Essentially, the legislation is designed to prevent income being artificially diverted to someone else paying a lower rate of income tax than the rightful owner of it. An indication of a violation of the legislation is what is often called an element of ‘bounty’ (i.e. something done out of benevolence rather than commerciality).
Is that settled?
The Arctic Systems case concerned a husband and wife who were both receiving dividends as 50:50 shareholders in a company. The husband generated the company’s income, and the wife carried out administrative work. The issue for HMRC was that husband only took a salary of £6,520 in the relevant year (i.e. 1999/00); way below a commercial salary for an IT consultant like him. As a result, the distributable reserves within the company were artificially inflated, with half subsequently being distributed to his wife. By taking the lower salary and distributing income to another person who was not generating the profits, HMRC said, a settlement had been created and therefore the wife’s income was taxed as the husband’s.
HMRC did not lose this case on the question of whether a settlement was in place or not (the House of Lords held that there was); it lost because Mr and Mrs Jones successfully deployed the spousal exemption clause within (what is now) ITTOIA 2005, 626, which only catches gifts between spouses (or civil partners) which are “wholly or substantially a right to income”. As Mrs Jones was an equal shareholder with equal voting rights etc, what she received was not purely a gift of income; the income matched her underlying shares, which carried all the same responsibilities.
The dividend ‘trap’
A lot of taxpayers have been caught out by the legislation over the last century. Some of those challenged were rather famous (e.g. actor Jack Hawkins and child star Hayley Mills both fell foul of the settlements legislation).

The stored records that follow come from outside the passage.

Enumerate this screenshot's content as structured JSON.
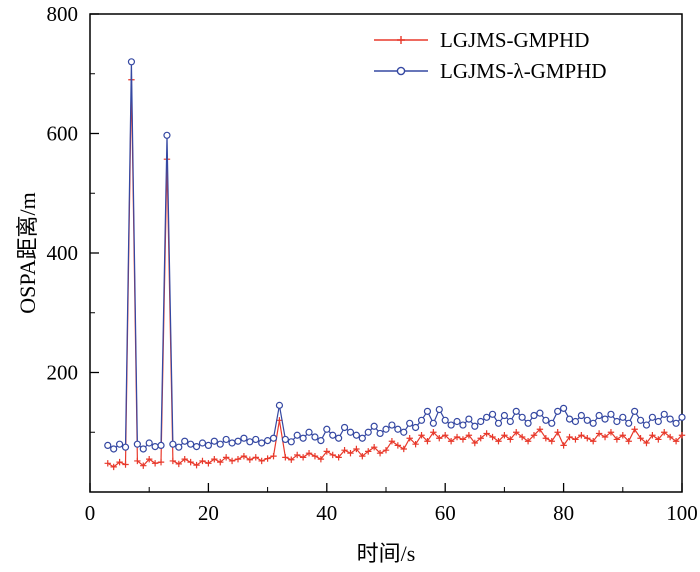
{
  "figure": {
    "background": "#ffffff",
    "axis_color": "#000000"
  },
  "chart_data": {
    "type": "line",
    "title": "",
    "xlabel": "时间/s",
    "ylabel": "OSPA距离/m",
    "xlim": [
      0,
      100
    ],
    "ylim": [
      0,
      800
    ],
    "x_ticks": [
      0,
      20,
      40,
      60,
      80,
      100
    ],
    "y_ticks": [
      200,
      400,
      600,
      800
    ],
    "x_minor_ticks": [
      10,
      30,
      50,
      70,
      90
    ],
    "y_minor_ticks": [
      100,
      300,
      500,
      700
    ],
    "grid": false,
    "legend_position": "inside-top-center",
    "x": [
      3,
      4,
      5,
      6,
      7,
      8,
      9,
      10,
      11,
      12,
      13,
      14,
      15,
      16,
      17,
      18,
      19,
      20,
      21,
      22,
      23,
      24,
      25,
      26,
      27,
      28,
      29,
      30,
      31,
      32,
      33,
      34,
      35,
      36,
      37,
      38,
      39,
      40,
      41,
      42,
      43,
      44,
      45,
      46,
      47,
      48,
      49,
      50,
      51,
      52,
      53,
      54,
      55,
      56,
      57,
      58,
      59,
      60,
      61,
      62,
      63,
      64,
      65,
      66,
      67,
      68,
      69,
      70,
      71,
      72,
      73,
      74,
      75,
      76,
      77,
      78,
      79,
      80,
      81,
      82,
      83,
      84,
      85,
      86,
      87,
      88,
      89,
      90,
      91,
      92,
      93,
      94,
      95,
      96,
      97,
      98,
      99,
      100
    ],
    "series": [
      {
        "name": "LGJMS-GMPHD",
        "color": "#e8392b",
        "marker": "plus",
        "values": [
          48,
          42,
          50,
          46,
          690,
          52,
          44,
          55,
          48,
          50,
          557,
          52,
          47,
          55,
          50,
          45,
          52,
          48,
          55,
          50,
          58,
          52,
          55,
          60,
          54,
          58,
          52,
          56,
          60,
          120,
          58,
          54,
          62,
          58,
          65,
          60,
          55,
          68,
          62,
          58,
          70,
          65,
          72,
          60,
          68,
          75,
          65,
          70,
          85,
          78,
          72,
          90,
          80,
          95,
          85,
          100,
          90,
          95,
          85,
          92,
          88,
          95,
          82,
          90,
          98,
          92,
          85,
          95,
          88,
          100,
          92,
          85,
          95,
          105,
          90,
          85,
          100,
          78,
          92,
          88,
          95,
          90,
          85,
          98,
          92,
          100,
          88,
          95,
          85,
          105,
          90,
          82,
          95,
          88,
          100,
          92,
          85,
          95
        ]
      },
      {
        "name": "LGJMS-λ-GMPHD",
        "color": "#3548a2",
        "marker": "circle",
        "values": [
          78,
          72,
          80,
          75,
          720,
          80,
          72,
          82,
          76,
          78,
          597,
          80,
          75,
          85,
          80,
          76,
          82,
          78,
          85,
          80,
          88,
          82,
          85,
          90,
          84,
          88,
          82,
          86,
          90,
          145,
          88,
          84,
          95,
          90,
          100,
          92,
          86,
          105,
          95,
          90,
          108,
          100,
          95,
          90,
          100,
          110,
          98,
          105,
          112,
          105,
          100,
          115,
          108,
          120,
          135,
          115,
          138,
          120,
          112,
          118,
          112,
          122,
          110,
          118,
          125,
          130,
          115,
          128,
          118,
          135,
          125,
          115,
          128,
          132,
          120,
          115,
          135,
          140,
          122,
          118,
          128,
          120,
          115,
          128,
          122,
          130,
          118,
          125,
          115,
          135,
          120,
          112,
          125,
          118,
          130,
          122,
          115,
          125
        ]
      }
    ]
  }
}
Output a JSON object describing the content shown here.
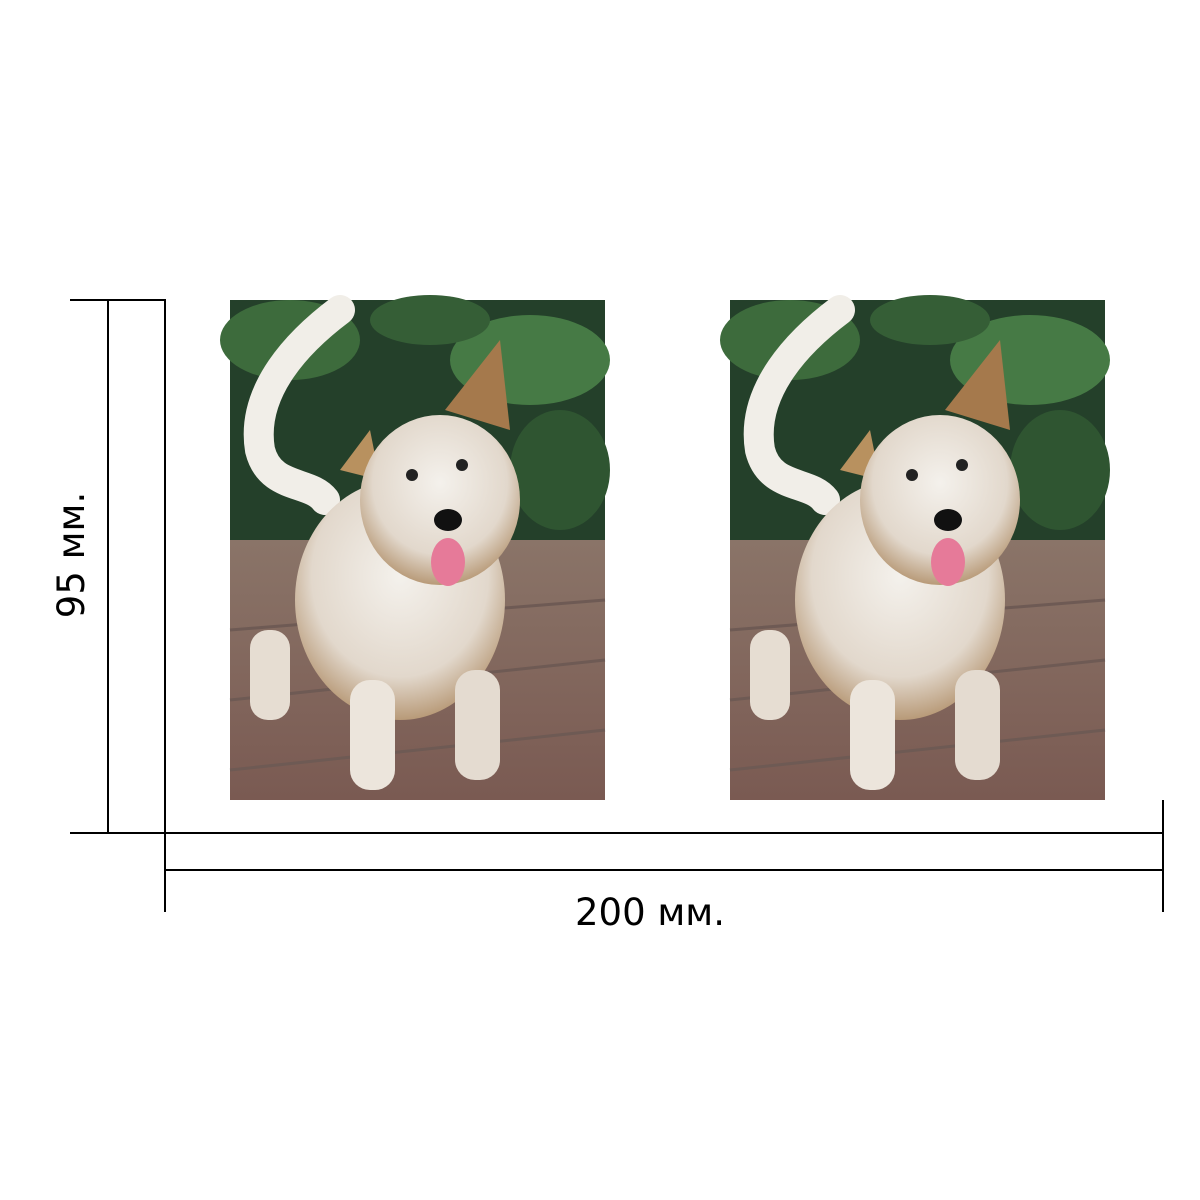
{
  "dimensions": {
    "height": "95 мм.",
    "width": "200 мм."
  }
}
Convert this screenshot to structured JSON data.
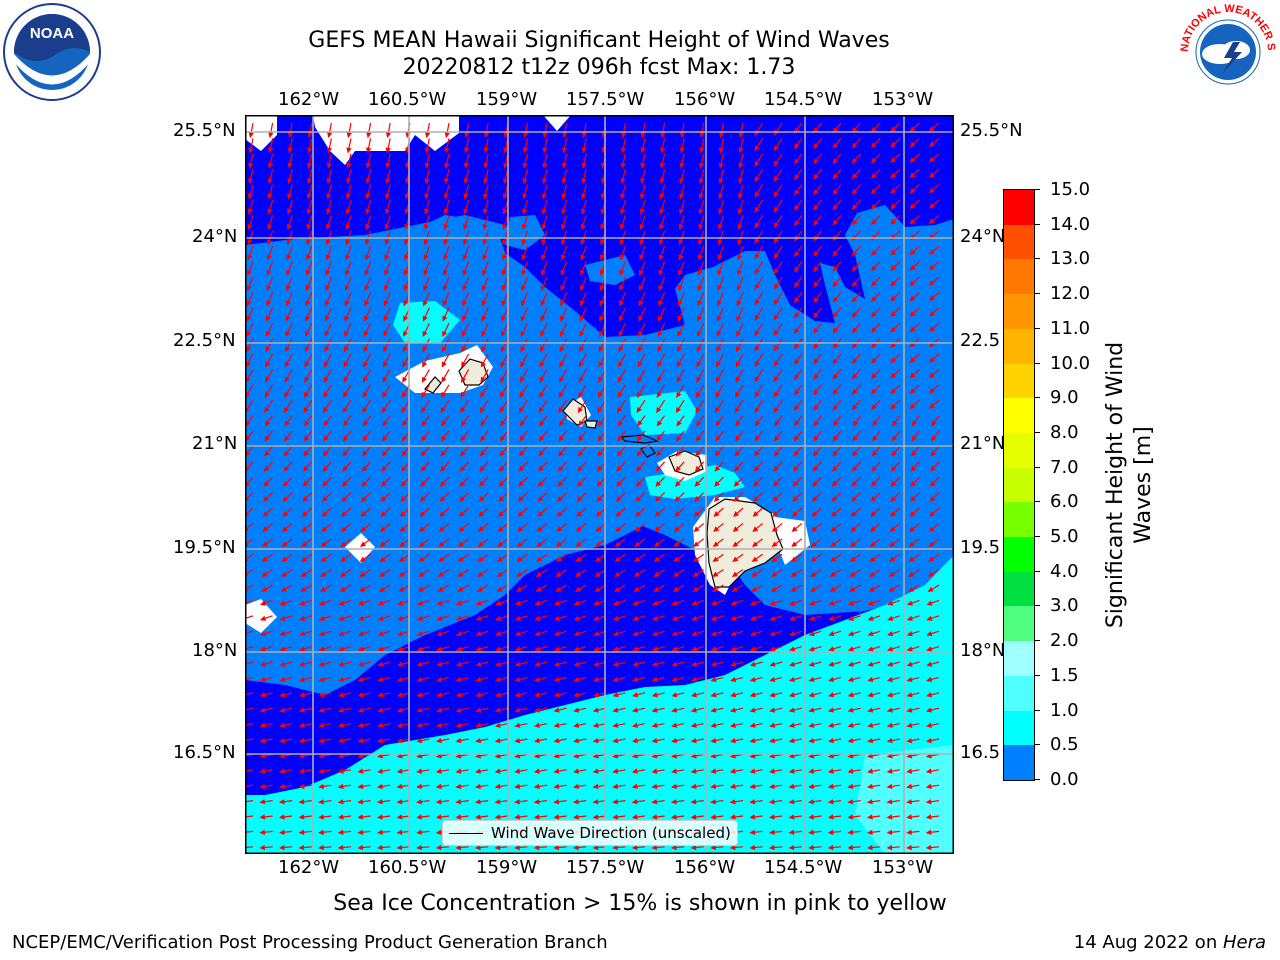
{
  "title": {
    "line1": "GEFS MEAN Hawaii Significant Height of Wind Waves",
    "line2": "20220812 t12z 096h fcst   Max: 1.73"
  },
  "logos": {
    "left": "NOAA",
    "right": "NATIONAL WEATHER SERVICE"
  },
  "map": {
    "lon_ticks": [
      "162°W",
      "160.5°W",
      "159°W",
      "157.5°W",
      "156°W",
      "154.5°W",
      "153°W"
    ],
    "lat_ticks": [
      "25.5°N",
      "24°N",
      "22.5°N",
      "21°N",
      "19.5°N",
      "18°N",
      "16.5°N"
    ],
    "lat_ticks_right": [
      "25.5°N",
      "24°N",
      "22.5",
      "21°N",
      "19.5",
      "18°N",
      "16.5"
    ],
    "legend_label": "Wind Wave Direction (unscaled)",
    "land_color": "#efecdc",
    "arrow_color": "#ff0000",
    "grid_color": "#b0b0b0"
  },
  "colorbar": {
    "title_line1": "Significant Height of Wind",
    "title_line2": "Waves [m]",
    "labels": [
      "15.0",
      "14.0",
      "13.0",
      "12.0",
      "11.0",
      "10.0",
      "9.0",
      "8.0",
      "7.0",
      "6.0",
      "5.0",
      "4.0",
      "3.0",
      "2.0",
      "1.5",
      "1.0",
      "0.5",
      "0.0"
    ],
    "colors_top_to_bottom": [
      "#ff0000",
      "#ff2800",
      "#ff5000",
      "#ff7800",
      "#ff9600",
      "#ffb400",
      "#ffd200",
      "#ffff00",
      "#e6ff00",
      "#c8ff00",
      "#78ff00",
      "#00ff00",
      "#00e040",
      "#50ff80",
      "#a0ffff",
      "#50ffff",
      "#00ffff",
      "#0080ff",
      "#0000ff"
    ]
  },
  "note": "Sea Ice Concentration > 15% is shown in pink to yellow",
  "footer": {
    "left": "NCEP/EMC/Verification Post Processing Product Generation Branch",
    "date": "14 Aug 2022 on ",
    "machine": "Hera"
  }
}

They too took very small salaries from the limited companies through which they offered their services to the film industry, resulting in over-inflated reserves.
It’s not just the paying of dividends to other family members which can invoke the legislation; failing to pay dividends to the ‘correct’ person is just as evil in HMRC’s eyes. Whereas the Jones’s got off the hook, Messrs Donovan and McLaren [2014] UKFTT 048 (TC) were not so lucky when they waived their dividends, thus allowing their wives to ultimately receive them. In HMRC’s (and the First-tier Tribunal’s) view, the waivers themselves were gifts of ‘pure’ income and had no commercial legitimacy.
Where are we now?
So, where are we with the settlements legislation? The truth is we are in pretty much the same place as we have been since 1922. Like their forebears, HMRC will pursue those whom they believe is transferring income (or ‘purely’ income between spouses) in any manner which is uncommercial and results in less tax being paid. Alphabet shares, whilst common, are just such a tool for doing this; as are dividend waivers.
It’s a grey area, but essentially the only real advice is, as far as dividends are concerned: wherever possible, don’t vote dividends to family or close-friend shareholders at levels you wouldn’t vote to any other shareholder within the firm.